Des hauteurs de la Provence s'envolent pensées et créations d'aujourd'hui

samedi 27 octobre 2012

Parler provençal

Dans la chronique précédente était présenté un personnage qui voulait redevenir provençal. Voici un livre qui lui aurait été bien utile dans sa quête d'identité et dans son désir de se réapproprier sa langue originelle.


De manière très vivante et très chaleureuse, Patricia Dupuy nous propose un petit livre qui nous donne les rudiments du parler provençal. Dans un préambule qui retrace la genèse de la langue et sa place dans le contexte linguistique national et européen, elle ne manque pas de rappeler que c'est aux poètes que le provençal doit ses lettres de noblesse, d'abord avec les troubadours, puis avec Frédéric Mistral. Patricia Dupuy nous fournit encore les bases de l'idiome s'attardant sur les étymologies, les différents dialectes, la prononciation et les conjugaisons. Nous entrons ensuite dans les mots et les expressions. Ils concernent la vie quotidienne, la famille, la cuisine, et quelques recettes comme l'aïoli sont données à cette occasion. On continue avec les occupations (travail, loisir, vacances, promenades), les animaux, le corps. Et l'on termine avec la géographie, les villes, les départements, les fleuves de Provence. Nous apprendrons pour conclure les paroles de La Cansoun de Magali et de La Cansoun de la Coupo, airs de ralliement de tous les Provençaux, avant de porter un dernier regard vers Lis astres/Les astres. Si bien que plus qu'un manuel d'initiation à la langue et à la culture provençales, cet ouvrage est une invitation à vivre en lien profond et en harmonie avec la terre qui a vu naître ce parler chantant.

samedi 20 octobre 2012

Un griot en Provence

Dans le prolongement de la chronique précédente qui montrait l'importance pour Max Rouquette des cultures populaires, constitutives des identités des terres d'Oc, voici par Laure Dino un compte-rendu de mon dernier livre Un griot en Provence.

Un Griot en Provence de Jean-Luc Pouliquen, est un récit de jeunesse, qui se retrouve tel un petit sachet de lavande : intact, préservé, au fond d'une armoire provençale. Il a conservé le parfum un peu suranné, mais au fond intemporel d'une "mémoire sans tain", à laquelle j'emprunte cette image. (Comme deux draps blancs, Mémoire sans tain, Jean-Luc Pouliquen, page 140.)

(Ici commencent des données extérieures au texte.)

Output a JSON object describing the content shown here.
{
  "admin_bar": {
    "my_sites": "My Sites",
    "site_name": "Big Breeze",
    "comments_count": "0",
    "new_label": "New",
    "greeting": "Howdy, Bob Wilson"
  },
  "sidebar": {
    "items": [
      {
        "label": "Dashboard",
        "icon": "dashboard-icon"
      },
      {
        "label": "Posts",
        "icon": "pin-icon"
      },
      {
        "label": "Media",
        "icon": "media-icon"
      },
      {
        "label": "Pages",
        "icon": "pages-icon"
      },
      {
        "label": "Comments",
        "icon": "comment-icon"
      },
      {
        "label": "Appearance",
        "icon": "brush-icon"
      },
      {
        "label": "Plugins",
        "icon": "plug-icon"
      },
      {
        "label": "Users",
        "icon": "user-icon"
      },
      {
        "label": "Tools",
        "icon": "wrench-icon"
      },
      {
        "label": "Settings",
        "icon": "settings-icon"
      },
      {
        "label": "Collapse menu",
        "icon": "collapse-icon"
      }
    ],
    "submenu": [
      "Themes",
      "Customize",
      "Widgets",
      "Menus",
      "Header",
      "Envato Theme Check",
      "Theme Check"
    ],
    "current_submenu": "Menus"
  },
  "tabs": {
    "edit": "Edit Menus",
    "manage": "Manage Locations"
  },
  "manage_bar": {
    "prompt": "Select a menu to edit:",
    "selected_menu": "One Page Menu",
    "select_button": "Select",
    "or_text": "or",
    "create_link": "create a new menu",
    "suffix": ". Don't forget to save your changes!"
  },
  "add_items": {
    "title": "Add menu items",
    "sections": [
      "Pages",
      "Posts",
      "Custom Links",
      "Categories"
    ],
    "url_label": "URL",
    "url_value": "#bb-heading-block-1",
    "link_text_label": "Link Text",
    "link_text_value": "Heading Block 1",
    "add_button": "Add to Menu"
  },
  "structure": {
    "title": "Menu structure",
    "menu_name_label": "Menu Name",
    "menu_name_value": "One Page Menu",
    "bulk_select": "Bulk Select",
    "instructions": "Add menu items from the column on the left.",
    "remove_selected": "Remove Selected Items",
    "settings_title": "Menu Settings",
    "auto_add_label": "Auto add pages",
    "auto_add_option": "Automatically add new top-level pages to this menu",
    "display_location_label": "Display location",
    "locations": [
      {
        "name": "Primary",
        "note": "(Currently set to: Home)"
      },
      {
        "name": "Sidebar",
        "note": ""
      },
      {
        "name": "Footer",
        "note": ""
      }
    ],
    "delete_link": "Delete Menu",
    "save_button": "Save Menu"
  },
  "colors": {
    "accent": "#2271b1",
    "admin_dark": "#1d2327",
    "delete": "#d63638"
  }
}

"Auto-fiction , ou "roman personnel", basé sur des éléments réels, il revenait d'Afrique, pour redevenir en Provence. "Moussa" est à la fois un prénom inventé et le symbole de la jeunesse africaine étudiante avec laquelle il a amorcé un dialogue. Plus profondément, il s'agit d'un "roman d'initiation", dans lequel le sujet s'interroge à travers une quête identitaire, sur le rapport de l'homme avec sa terre natale.

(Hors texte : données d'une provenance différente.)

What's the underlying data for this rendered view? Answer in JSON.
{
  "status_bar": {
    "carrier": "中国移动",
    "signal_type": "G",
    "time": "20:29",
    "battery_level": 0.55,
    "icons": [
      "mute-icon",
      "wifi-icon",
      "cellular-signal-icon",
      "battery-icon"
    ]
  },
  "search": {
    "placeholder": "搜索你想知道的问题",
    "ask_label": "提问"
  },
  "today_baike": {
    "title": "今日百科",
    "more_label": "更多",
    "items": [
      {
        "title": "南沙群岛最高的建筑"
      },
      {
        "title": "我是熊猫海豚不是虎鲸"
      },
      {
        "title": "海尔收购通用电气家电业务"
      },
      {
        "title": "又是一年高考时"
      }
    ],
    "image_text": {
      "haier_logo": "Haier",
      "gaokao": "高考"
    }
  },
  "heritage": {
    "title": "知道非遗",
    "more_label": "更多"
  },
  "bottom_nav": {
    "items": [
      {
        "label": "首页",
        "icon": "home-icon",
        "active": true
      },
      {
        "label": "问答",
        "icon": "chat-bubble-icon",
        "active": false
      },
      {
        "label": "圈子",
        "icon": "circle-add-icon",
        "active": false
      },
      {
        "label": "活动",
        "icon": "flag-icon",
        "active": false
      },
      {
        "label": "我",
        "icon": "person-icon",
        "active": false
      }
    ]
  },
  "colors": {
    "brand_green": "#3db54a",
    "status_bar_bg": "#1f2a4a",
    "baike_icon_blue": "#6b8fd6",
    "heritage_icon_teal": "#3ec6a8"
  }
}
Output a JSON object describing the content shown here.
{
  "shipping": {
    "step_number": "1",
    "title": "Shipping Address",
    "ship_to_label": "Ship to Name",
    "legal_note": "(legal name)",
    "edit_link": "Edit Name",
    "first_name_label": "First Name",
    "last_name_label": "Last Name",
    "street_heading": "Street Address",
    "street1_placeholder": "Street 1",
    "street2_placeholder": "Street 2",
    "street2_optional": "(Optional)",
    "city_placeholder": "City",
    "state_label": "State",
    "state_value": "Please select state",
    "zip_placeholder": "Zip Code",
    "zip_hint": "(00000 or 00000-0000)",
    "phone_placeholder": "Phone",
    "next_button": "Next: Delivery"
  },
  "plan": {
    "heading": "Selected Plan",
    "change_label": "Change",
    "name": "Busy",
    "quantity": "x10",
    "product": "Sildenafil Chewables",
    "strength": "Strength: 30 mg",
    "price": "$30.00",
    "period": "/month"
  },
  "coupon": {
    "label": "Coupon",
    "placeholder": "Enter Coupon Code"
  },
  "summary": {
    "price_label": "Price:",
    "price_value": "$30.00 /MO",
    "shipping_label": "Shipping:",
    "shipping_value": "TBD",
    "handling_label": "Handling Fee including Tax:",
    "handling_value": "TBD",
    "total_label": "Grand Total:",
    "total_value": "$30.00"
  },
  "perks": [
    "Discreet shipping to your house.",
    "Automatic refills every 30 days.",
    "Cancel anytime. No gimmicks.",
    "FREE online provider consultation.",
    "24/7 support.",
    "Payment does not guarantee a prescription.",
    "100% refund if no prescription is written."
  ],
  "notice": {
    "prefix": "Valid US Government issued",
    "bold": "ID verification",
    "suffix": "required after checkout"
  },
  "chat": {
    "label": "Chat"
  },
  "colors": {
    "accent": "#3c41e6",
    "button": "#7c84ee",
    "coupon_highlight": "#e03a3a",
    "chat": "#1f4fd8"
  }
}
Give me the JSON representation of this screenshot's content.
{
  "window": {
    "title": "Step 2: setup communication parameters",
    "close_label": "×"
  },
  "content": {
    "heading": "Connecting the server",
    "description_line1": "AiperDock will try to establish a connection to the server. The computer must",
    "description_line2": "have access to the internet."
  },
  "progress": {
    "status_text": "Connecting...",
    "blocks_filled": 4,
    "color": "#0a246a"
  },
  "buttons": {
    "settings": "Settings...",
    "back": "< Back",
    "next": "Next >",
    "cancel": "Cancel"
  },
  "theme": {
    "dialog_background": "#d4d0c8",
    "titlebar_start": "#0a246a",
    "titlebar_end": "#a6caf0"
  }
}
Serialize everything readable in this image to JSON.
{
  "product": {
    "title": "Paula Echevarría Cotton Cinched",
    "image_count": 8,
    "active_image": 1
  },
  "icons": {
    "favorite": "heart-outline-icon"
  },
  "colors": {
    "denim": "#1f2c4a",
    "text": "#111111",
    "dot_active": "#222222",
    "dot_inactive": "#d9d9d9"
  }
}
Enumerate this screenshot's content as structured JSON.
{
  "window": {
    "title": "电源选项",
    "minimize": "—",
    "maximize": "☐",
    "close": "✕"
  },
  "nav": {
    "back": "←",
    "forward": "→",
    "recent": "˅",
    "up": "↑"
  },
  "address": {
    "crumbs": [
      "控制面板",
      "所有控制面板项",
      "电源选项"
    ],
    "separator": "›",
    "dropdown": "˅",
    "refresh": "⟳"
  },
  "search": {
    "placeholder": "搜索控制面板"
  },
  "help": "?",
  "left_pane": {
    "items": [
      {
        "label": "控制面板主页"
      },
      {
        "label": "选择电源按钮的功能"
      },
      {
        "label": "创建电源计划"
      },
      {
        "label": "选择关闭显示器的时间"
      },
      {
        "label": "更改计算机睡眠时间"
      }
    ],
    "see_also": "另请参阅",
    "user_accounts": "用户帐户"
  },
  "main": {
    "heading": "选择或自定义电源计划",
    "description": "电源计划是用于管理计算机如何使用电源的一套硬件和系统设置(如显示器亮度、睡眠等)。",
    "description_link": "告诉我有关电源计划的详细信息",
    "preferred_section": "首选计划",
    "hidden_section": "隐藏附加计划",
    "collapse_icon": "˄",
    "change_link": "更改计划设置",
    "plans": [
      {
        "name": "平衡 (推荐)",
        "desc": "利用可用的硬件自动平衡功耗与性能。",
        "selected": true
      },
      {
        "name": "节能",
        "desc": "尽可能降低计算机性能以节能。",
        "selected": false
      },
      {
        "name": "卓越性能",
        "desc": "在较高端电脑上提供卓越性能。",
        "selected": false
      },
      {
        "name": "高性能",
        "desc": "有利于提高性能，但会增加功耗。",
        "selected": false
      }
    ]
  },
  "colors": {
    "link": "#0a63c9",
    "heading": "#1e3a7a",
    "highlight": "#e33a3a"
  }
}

"C'est alors que j'eus l'impression que l'on me soufflait quelque chose à l'oreille. Griot, mais oui Moussa tu as raison. Je pourrais être le griot de la Provence...." (Quatrième de couverture. Un Griot en Provence.)

Le Griot, poète et musicien originaire d'Afrique noire, marque une conception plutôt révolutionnaire de la Provence. "Un griot en Provence" est plus qu'un simple provençal, qui le soir ferme les portes et les volets bleus de sa jolie maison aux tuiles rouges. Le "félibre" fige le provençal, dans une conception passéiste et pour l'auteur, il est temps de "faire éclater les catéchismes et les idéologies" . En parallèle avec les tribus d'Amazonie, vivants dans des huttes, il choisit plutôt le cabanon en tant que "lieu de résistance", ou le fébrile poète se réfugie, portant en lui des valeurs soleils, éternelles.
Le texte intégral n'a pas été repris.